(Bloomberg) -- U.S. liquefied natural gas exporters should start signing a number of deals with European buyers over the next weeks or months as the bloc seeks to slash its dependence on Russian supplies, according to Bank of America.

But with existing American terminals operating at full capacity and proposed projects still pending a final investment decision, it will take until about 2025 before the supplies are available, Francisco Blanch, head of commodities research at Bank of America, said in a interview.

Russia is the EU’s biggest natural gas supplier, accounting for more than 40% of imports. The EU, which also relies on the country for the biggest share of its coal and oil import needs, is struggling to shift its energy policy away from Russia. 

Europeans will be “careful not to over-commit themselves” to imported natural gas, with political leaders probably seeing the war as an opportunity to boost renewable energy supplies, Blanch said. Still, European demand could help pave the way for the U.S. to roughly double its export capacity over the next several years. 

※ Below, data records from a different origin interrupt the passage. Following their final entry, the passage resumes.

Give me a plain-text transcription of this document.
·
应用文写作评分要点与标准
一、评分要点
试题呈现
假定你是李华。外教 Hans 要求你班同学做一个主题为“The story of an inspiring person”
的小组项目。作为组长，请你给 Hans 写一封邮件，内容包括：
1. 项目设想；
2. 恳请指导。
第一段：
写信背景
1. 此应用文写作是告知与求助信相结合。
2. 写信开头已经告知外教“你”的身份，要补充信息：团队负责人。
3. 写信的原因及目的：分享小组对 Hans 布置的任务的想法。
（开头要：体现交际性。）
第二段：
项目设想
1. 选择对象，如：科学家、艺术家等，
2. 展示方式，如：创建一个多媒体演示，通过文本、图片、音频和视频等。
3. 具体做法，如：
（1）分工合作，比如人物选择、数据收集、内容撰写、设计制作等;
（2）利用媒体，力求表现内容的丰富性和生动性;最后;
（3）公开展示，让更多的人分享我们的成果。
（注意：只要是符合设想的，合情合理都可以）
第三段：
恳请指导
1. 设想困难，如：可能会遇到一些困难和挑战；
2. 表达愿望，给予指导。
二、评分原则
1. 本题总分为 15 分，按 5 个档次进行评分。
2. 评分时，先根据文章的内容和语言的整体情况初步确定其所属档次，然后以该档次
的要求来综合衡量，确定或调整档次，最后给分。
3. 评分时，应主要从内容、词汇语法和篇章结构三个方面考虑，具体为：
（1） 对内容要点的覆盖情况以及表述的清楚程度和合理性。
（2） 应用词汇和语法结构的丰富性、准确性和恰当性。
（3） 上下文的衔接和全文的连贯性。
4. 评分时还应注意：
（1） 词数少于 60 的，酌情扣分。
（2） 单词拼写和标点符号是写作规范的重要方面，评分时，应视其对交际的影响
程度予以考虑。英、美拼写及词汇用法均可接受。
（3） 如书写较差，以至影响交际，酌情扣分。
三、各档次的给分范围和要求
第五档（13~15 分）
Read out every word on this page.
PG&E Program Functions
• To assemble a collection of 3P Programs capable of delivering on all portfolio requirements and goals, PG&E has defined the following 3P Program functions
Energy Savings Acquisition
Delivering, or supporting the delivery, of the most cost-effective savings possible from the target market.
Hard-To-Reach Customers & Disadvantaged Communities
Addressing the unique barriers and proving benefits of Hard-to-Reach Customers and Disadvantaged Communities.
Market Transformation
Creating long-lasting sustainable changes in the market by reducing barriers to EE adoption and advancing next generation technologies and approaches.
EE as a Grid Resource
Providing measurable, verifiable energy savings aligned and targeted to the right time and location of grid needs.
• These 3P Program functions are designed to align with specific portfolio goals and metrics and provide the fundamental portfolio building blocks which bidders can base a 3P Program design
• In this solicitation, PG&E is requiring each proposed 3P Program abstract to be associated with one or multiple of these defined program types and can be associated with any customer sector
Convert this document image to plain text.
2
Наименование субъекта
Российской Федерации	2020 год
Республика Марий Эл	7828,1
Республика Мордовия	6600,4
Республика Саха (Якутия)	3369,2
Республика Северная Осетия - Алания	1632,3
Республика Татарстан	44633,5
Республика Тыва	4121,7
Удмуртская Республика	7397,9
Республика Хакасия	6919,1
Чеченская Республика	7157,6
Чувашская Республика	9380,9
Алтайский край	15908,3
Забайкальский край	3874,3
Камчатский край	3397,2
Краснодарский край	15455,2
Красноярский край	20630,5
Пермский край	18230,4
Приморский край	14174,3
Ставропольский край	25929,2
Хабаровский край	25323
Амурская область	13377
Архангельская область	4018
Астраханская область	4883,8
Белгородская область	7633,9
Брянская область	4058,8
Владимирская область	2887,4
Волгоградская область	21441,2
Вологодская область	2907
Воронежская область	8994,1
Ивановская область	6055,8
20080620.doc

The European Union and the U.S. are working on an agreement that would aim to ensure a supply of American LNG and hydrogen to EU member states over the next two years, according to an official familiar with the plans. It’s unclear how the arrangement would work.

Bank of America’s Blanch says the U.S. gas should remain largely insulated from war-led spikes in international prices as limited export terminal capacity prevents the nation from immediately increasing shipments, making it a “gas island.” The heating and power-generation fuel is expected to average $4.10 per million British thermal units this year, he said. That’s below current prices hovering near $5.40.